The introduction is especially compelling, with the reader being transported back in time to when the ground was laid in Jackson for these artists to chase their dreams. There were opportunities galore and contacts to be made – from the many small clubs and juke joints scattered across the city to local radio stations that didn’t hesitate to play homegrown talent on the air. The Capital City of American Music even boasted several record labels, such as Trumpet in the 1950s and Malaco in the 1970s and beyond.
“Some of the stories that were told hit really hard,” King said. “They were times Joe and I looked at each other and just knew we had a dynamite product on our hands.”
There’s Zac Harmon describing what it felt like to be chewed out in front of a live audience at age eighteen by Mississippi blues legend Sam Myers, when the older man decided his protégé needed to be told right there on stage to stop pretending he was Jimi Hendrix, because, son, that ain’t the blues.
There’s Chad Wesley, while fulfilling a lifelong dream of playing at the Mississippi Coliseum, ignoring the screaming promoter telling him to get the hell off the stage when Wesley’s encore, the Hendrix classic, Voodoo Chile, went more than fifteen minutes.
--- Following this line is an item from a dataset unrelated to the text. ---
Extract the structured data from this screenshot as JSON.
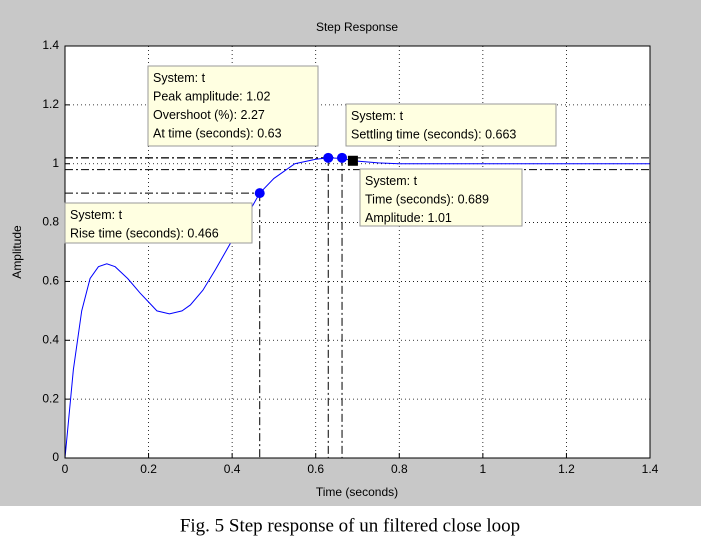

The headliner, Parliament/Funkadelic front man George Clinton, would later tell Wesley that he got to hear most of the shredding through the open door of his dressing room and loved it.
There’s the mind-blowing rollercoaster of emotions Grammy-winning arranger Benjamin Wright went through after being told to his face by Arista label head Clive Davis that his arrangements weren’t worth the paper they were printed on, only to get a call an hour later from the late Quincy Jones – a call which led to Wright’s stellar work on Michael Jackson’s “Don’t Stop Til You Get Enough” and James Ingram’s “One Hundred Ways” among other pop smashes.
“Kamel and I talked several times about common threads that run through the book,” Lee said. “Nearly all the artists were raised in the church and either got their start in gospel or played in gospel groups before leaning into blues and southern soul. Many people lean on their faith when times are tough, and these are people who’ve absorbed some hard hits on their journeys. But they never lost sight of their goals or their faith.
“I admire Eddie Cotton for being so fervent about keeping alive the legacies of the great bluesmen of the past. Zac Harmon is the same way, never missing an opportunity to point out that the blues genre is an American art form, and that if he has anything to do with it, history books – or whatever people use to get information one hundred fifty years from now – will not list John Mayall or Eric Clapton as the father of the blues.”